Tech Report CS-94-21

Computer Literacy for Undergraduates: A Document-Engineering Framework

Peter Wegner

June 1994

Abstract:

Brown's computer literacy course for undergraduates with no previous experience of computing aims to elevate the collection of practical techniques associated with word processing, spreadsheets, and hypertext into a systematic discipline of document engineering. It starts with a Macpaint competition whose prizewinners in 1994 were publicly exhibited. It includes Hypercard assignments on "how computers execute programs" and on "can machines think?", and a network treasure hunt that requires students to correspond by e-mail, retrieve an ftp file, and report on their favorite newsgroups.
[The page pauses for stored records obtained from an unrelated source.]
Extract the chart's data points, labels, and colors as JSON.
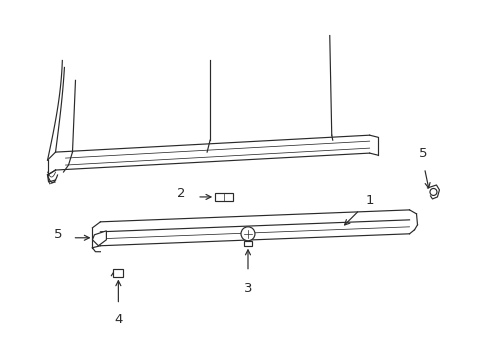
{
  "bg_color": "#ffffff",
  "line_color": "#2a2a2a",
  "fig_width": 4.89,
  "fig_height": 3.6,
  "dpi": 100,
  "lw": 0.85,
  "lwd": 0.55,
  "fs": 9.5
}
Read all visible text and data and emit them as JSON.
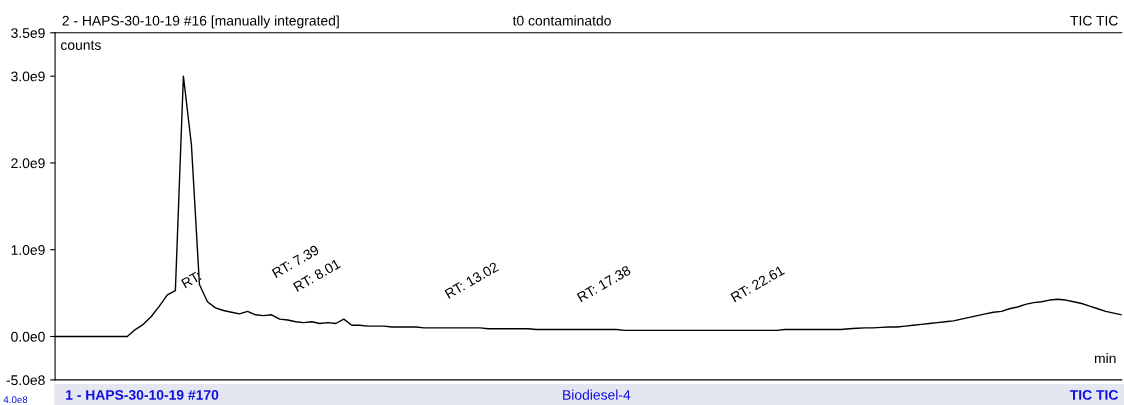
{
  "chart_data": {
    "type": "line",
    "title": "2 - HAPS-30-10-19 #16 [manually integrated]",
    "subtitle": "t0 contaminatdo",
    "ylabel": "counts",
    "xlabel": "min",
    "categories": [
      null,
      null,
      null,
      null,
      null,
      null,
      null,
      null,
      null,
      null,
      null,
      null,
      null,
      null,
      null,
      null,
      null,
      null,
      null,
      null,
      null,
      null,
      null,
      null,
      null,
      null,
      null,
      null,
      null,
      null,
      null,
      null,
      null,
      null,
      null,
      null,
      null,
      null,
      null,
      null,
      null,
      null,
      null,
      null,
      null,
      null,
      null,
      null,
      null,
      null,
      null,
      null,
      null,
      null,
      null,
      null,
      null,
      null,
      null,
      null,
      null,
      null,
      null,
      null,
      null,
      null,
      null,
      null,
      null,
      null,
      null,
      null,
      null,
      null,
      null,
      null,
      null,
      null,
      null,
      null,
      null,
      null,
      null,
      null,
      null,
      null,
      null,
      null,
      null,
      null,
      null,
      null,
      null,
      null,
      null,
      null,
      null,
      null,
      null,
      null,
      null,
      null,
      null,
      null,
      null,
      null,
      null,
      null,
      null,
      null,
      null,
      null,
      null,
      null,
      null,
      null,
      null,
      null,
      null,
      null,
      null,
      null,
      null,
      null,
      null,
      null,
      null,
      null,
      null,
      null,
      null,
      null,
      null,
      null
    ],
    "series": [
      {
        "color": "#000000",
        "values": [
          0,
          0,
          0,
          0,
          0,
          0,
          0,
          0,
          0,
          0,
          80000000.0,
          140000000.0,
          230000000.0,
          350000000.0,
          480000000.0,
          530000000.0,
          3000000000.0,
          2210000000.0,
          600000000.0,
          400000000.0,
          330000000.0,
          300000000.0,
          280000000.0,
          260000000.0,
          290000000.0,
          250000000.0,
          240000000.0,
          250000000.0,
          200000000.0,
          190000000.0,
          170000000.0,
          160000000.0,
          170000000.0,
          150000000.0,
          160000000.0,
          150000000.0,
          200000000.0,
          130000000.0,
          130000000.0,
          120000000.0,
          120000000.0,
          120000000.0,
          110000000.0,
          110000000.0,
          110000000.0,
          110000000.0,
          100000000.0,
          100000000.0,
          100000000.0,
          100000000.0,
          100000000.0,
          100000000.0,
          100000000.0,
          100000000.0,
          90000000.0,
          90000000.0,
          90000000.0,
          90000000.0,
          90000000.0,
          90000000.0,
          80000000.0,
          80000000.0,
          80000000.0,
          80000000.0,
          80000000.0,
          80000000.0,
          80000000.0,
          80000000.0,
          80000000.0,
          80000000.0,
          80000000.0,
          70000000.0,
          70000000.0,
          70000000.0,
          70000000.0,
          70000000.0,
          70000000.0,
          70000000.0,
          70000000.0,
          70000000.0,
          70000000.0,
          70000000.0,
          70000000.0,
          70000000.0,
          70000000.0,
          70000000.0,
          70000000.0,
          70000000.0,
          70000000.0,
          70000000.0,
          70000000.0,
          80000000.0,
          80000000.0,
          80000000.0,
          80000000.0,
          80000000.0,
          80000000.0,
          80000000.0,
          80000000.0,
          90000000.0,
          95000000.0,
          100000000.0,
          100000000.0,
          105000000.0,
          110000000.0,
          110000000.0,
          120000000.0,
          130000000.0,
          140000000.0,
          150000000.0,
          160000000.0,
          170000000.0,
          180000000.0,
          200000000.0,
          220000000.0,
          240000000.0,
          260000000.0,
          280000000.0,
          290000000.0,
          320000000.0,
          340000000.0,
          370000000.0,
          390000000.0,
          400000000.0,
          420000000.0,
          430000000.0,
          420000000.0,
          400000000.0,
          380000000.0,
          350000000.0,
          320000000.0,
          290000000.0,
          270000000.0,
          250000000.0
        ]
      }
    ],
    "ylim": [
      -500000000.0,
      3500000000.0
    ],
    "yticks": [
      {
        "value": 3500000000.0,
        "label": "3.5e9"
      },
      {
        "value": 3000000000.0,
        "label": "3.0e9"
      },
      {
        "value": 2000000000.0,
        "label": "2.0e9"
      },
      {
        "value": 1000000000.0,
        "label": "1.0e9"
      },
      {
        "value": 0,
        "label": "0.0e0"
      },
      {
        "value": -500000000.0,
        "label": "-5.0e8"
      }
    ],
    "annotations": [
      "RT:",
      "RT: 7.39",
      "RT: 8.01",
      "RT: 13.02",
      "RT: 17.38",
      "RT: 22.61",
      "TIC TIC",
      "1 - HAPS-30-10-19 #170",
      "Biodiesel-4",
      "TIC TIC",
      "4.0e8"
    ]
  }
}
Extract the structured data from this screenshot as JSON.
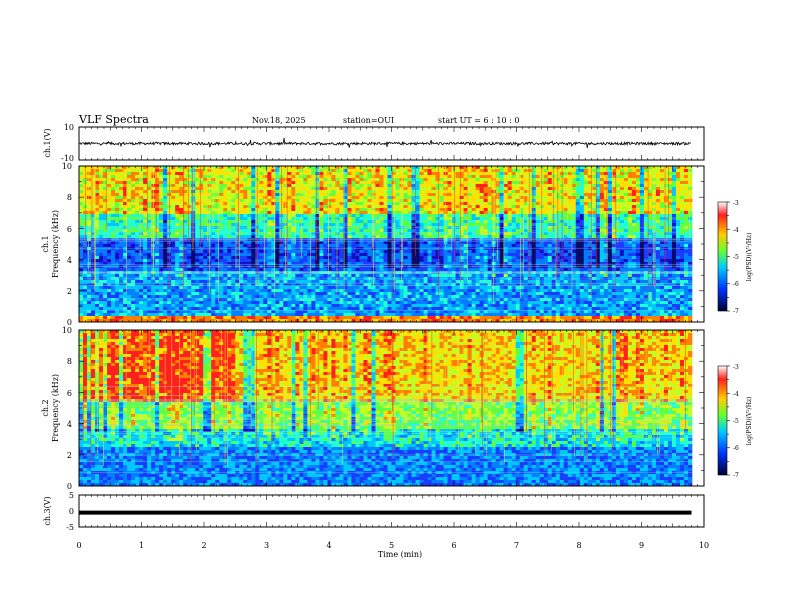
{
  "header": {
    "title": "VLF Spectra",
    "date": "Nov.18, 2025",
    "station": "station=OUI",
    "start": "start  UT =   6  : 10 : 0"
  },
  "chart_data": [
    {
      "type": "line",
      "panel": "ch1-waveform",
      "ylabel": "ch.1(V)",
      "ylim": [
        -10,
        10
      ],
      "yticks": [
        "10",
        "-10"
      ],
      "xlim": [
        0,
        10
      ],
      "baseline": 0,
      "data_end_x": 9.8
    },
    {
      "type": "heatmap",
      "panel": "ch1-spectrogram",
      "ylabel_line1": "ch.1",
      "ylabel_line2": "Frequency (kHz)",
      "ylim": [
        0,
        10
      ],
      "yticks": [
        "0",
        "2",
        "4",
        "6",
        "8",
        "10"
      ],
      "xlim": [
        0,
        10
      ],
      "data_end_x": 9.8,
      "colorbar": {
        "label": "log(PSD)(V²/Hz)",
        "range": [
          -7,
          -3
        ],
        "ticks": [
          "-3",
          "-4",
          "-5",
          "-6",
          "-7"
        ]
      }
    },
    {
      "type": "heatmap",
      "panel": "ch2-spectrogram",
      "ylabel_line1": "ch.2",
      "ylabel_line2": "Frequency (kHz)",
      "ylim": [
        0,
        10
      ],
      "yticks": [
        "0",
        "2",
        "4",
        "6",
        "8",
        "10"
      ],
      "xlim": [
        0,
        10
      ],
      "data_end_x": 9.8,
      "colorbar": {
        "label": "log(PSD)(V²/Hz)",
        "range": [
          -7,
          -3
        ],
        "ticks": [
          "-3",
          "-4",
          "-5",
          "-6",
          "-7"
        ]
      }
    },
    {
      "type": "line",
      "panel": "ch3-waveform",
      "ylabel": "ch.3(V)",
      "ylim": [
        -5,
        5
      ],
      "yticks": [
        "5",
        "0",
        "-5"
      ],
      "xlim": [
        0,
        10
      ],
      "value": -0.5,
      "data_end_x": 9.8,
      "xlabel": "Time (min)",
      "xticks": [
        "0",
        "1",
        "2",
        "3",
        "4",
        "5",
        "6",
        "7",
        "8",
        "9",
        "10"
      ]
    }
  ]
}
The one-month final project requires design and implementation of a substantial document in Hypercard, Mosaic, or Excel, with a high-level design at the end of the first week and a detailed design at the end of the second week that is worth 20% of the project grade. The 1994 projects included a Startrek adventure game, the archeoology of Mesopotamia, multimedia guides to Ghana, Prague, and New York, the Bible with illustrations (Leonardo's last supper), and music lessons with audio examples and composition facilities (we used it to compose three blind mice). We examine the structure of the course and suggest that such courses are not only more practical than but as conceptually challenging as first courses on programming.